Satraplatin (JM-216) mediates G2/M cell cycle arrest and potentiates apoptosis via multiple death pathways in colorectal cancer cells thus overcoming platinum chemo-resistance.

Purposes: Satraplatin acts as a potent inhibitor of proliferation in castration-resistant prostate cancer, yet the basic and molecular pharmacological mechanisms are still unknown in all types of cancer including colorectal cancer (CRC). In an effort to explain the mechanism of tumour sensitivity to satraplatin, the cytotoxic effects in a panel of CRC cell lines was examined with regard to their p53 genotype in comparison with oxaliplatin.

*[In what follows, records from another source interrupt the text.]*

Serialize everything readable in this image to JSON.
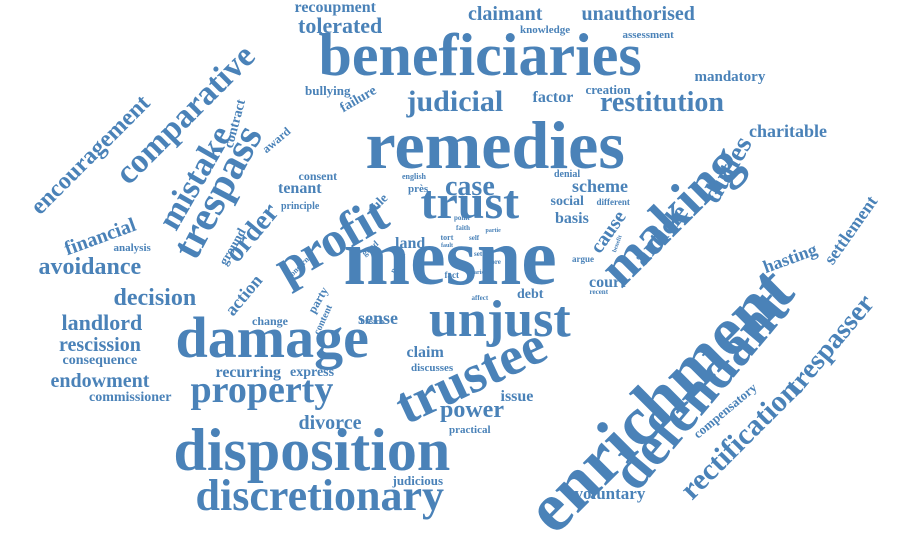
{
  "color": "#4A82B8",
  "words": [
    "enrichment",
    "mesne",
    "remedies",
    "beneficiaries",
    "damage",
    "disposition",
    "trustee",
    "unjust",
    "discretionary",
    "profit",
    "defendant",
    "making",
    "trust",
    "trespass",
    "property",
    "mistake",
    "comparative",
    "encouragement",
    "judicial",
    "restitution",
    "order",
    "case",
    "article",
    "duties",
    "avoidance",
    "decision",
    "landlord",
    "rescission",
    "endowment",
    "power",
    "divorce",
    "rectification",
    "trespasser",
    "financial",
    "tolerated",
    "claimant",
    "unauthorised",
    "recoupment",
    "scheme",
    "charitable",
    "mandatory",
    "hasting",
    "settlement",
    "voluntary",
    "judicious",
    "contract",
    "tenant",
    "land",
    "sense",
    "debt",
    "court",
    "claim",
    "issue",
    "basis",
    "social",
    "factor",
    "creation",
    "bullying",
    "failure",
    "award",
    "consent",
    "principle",
    "ground",
    "analysis",
    "action",
    "change",
    "party",
    "content",
    "breach",
    "consequence",
    "commissioner",
    "express",
    "recurring",
    "discusses",
    "practical",
    "compensatory",
    "cause",
    "knowledge",
    "assessment",
    "denial",
    "english",
    "près",
    "different",
    "rule",
    "point",
    "faith",
    "good",
    "period",
    "self",
    "tort",
    "fault",
    "partie",
    "benefit",
    "argue",
    "set",
    "fact",
    "more",
    "affect",
    "recent",
    "arise",
    "concern"
  ]
}
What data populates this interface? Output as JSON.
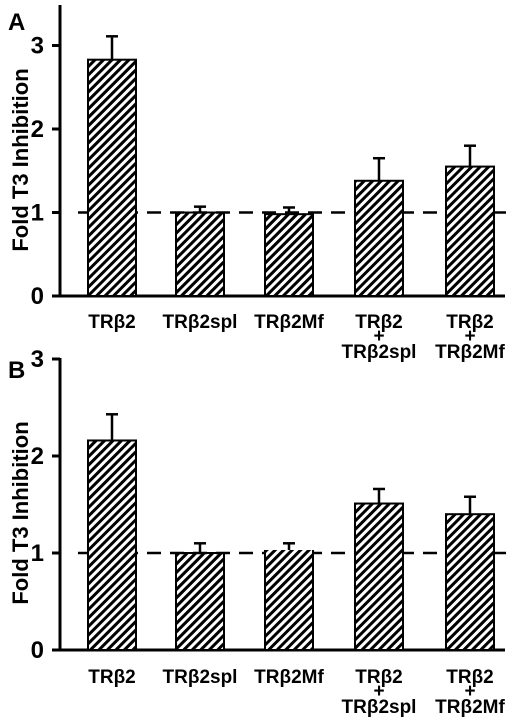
{
  "chart_data": [
    {
      "type": "bar",
      "panel": "A",
      "ylabel": "Fold T3 Inhibition",
      "ylim": [
        0,
        3.5
      ],
      "yticks": [
        0,
        1,
        2,
        3
      ],
      "reference_line": 1,
      "categories": [
        [
          "TRβ2"
        ],
        [
          "TRβ2spl"
        ],
        [
          "TRβ2Mf"
        ],
        [
          "TRβ2",
          "+",
          "TRβ2spl"
        ],
        [
          "TRβ2",
          "+",
          "TRβ2Mf"
        ]
      ],
      "values": [
        2.83,
        1.0,
        0.98,
        1.38,
        1.55
      ],
      "errors": [
        0.28,
        0.07,
        0.08,
        0.27,
        0.25
      ],
      "pattern": "diagonal-hatch"
    },
    {
      "type": "bar",
      "panel": "B",
      "ylabel": "Fold T3 Inhibition",
      "ylim": [
        0,
        3
      ],
      "yticks": [
        0,
        1,
        2,
        3
      ],
      "reference_line": 1,
      "categories": [
        [
          "TRβ2"
        ],
        [
          "TRβ2spl"
        ],
        [
          "TRβ2Mf"
        ],
        [
          "TRβ2",
          "+",
          "TRβ2spl"
        ],
        [
          "TRβ2",
          "+",
          "TRβ2Mf"
        ]
      ],
      "values": [
        2.16,
        1.0,
        1.02,
        1.51,
        1.4
      ],
      "errors": [
        0.27,
        0.1,
        0.08,
        0.15,
        0.18
      ],
      "pattern": "diagonal-hatch"
    }
  ]
}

Methods: CRC cell lines were chosen to ascertain the mechanism of satraplatin-enhanced cytotoxicity. Cells were incubated with oxaliplatin and satraplatin for 24-72 h, followed by the assessment of cell chemosensitivity with MTS. Western blot analysis was used to detect the expressions of p53-related molecules. Flow cytometry was used to monitor cell cycle perturbation while qRT-PCR to detect mRNA and miRNAs activities.

Results: Satraplatin treatment resulted an elevated increase in cell death in vitro compared to oxaliplatin preceded by an acute arrest at G2/M phase, along with cyclin B1 and p21(waf/cip1) up-regulation. It also exhibited fourfold higher cellular platinum accumulations compared to oxaliplatin. Satraplatin treatment induces p53-related genes and its direct microRNA target of miR-34a independently. Thus, it potentiates apoptosis via multiple death pathways including the caspase 8 cleavages and Fas protein expression. The data suggest that the loss of p53 can increase oxaliplatin resistance but not satraplatin resistance.

Conclusion: Further molecular biology studies are needed to identify the activity of satraplatin in platinum-resistant cancer models and to determine whether this orally administered platinum analogue has synergistic effects in combination with other chemotherapy agents.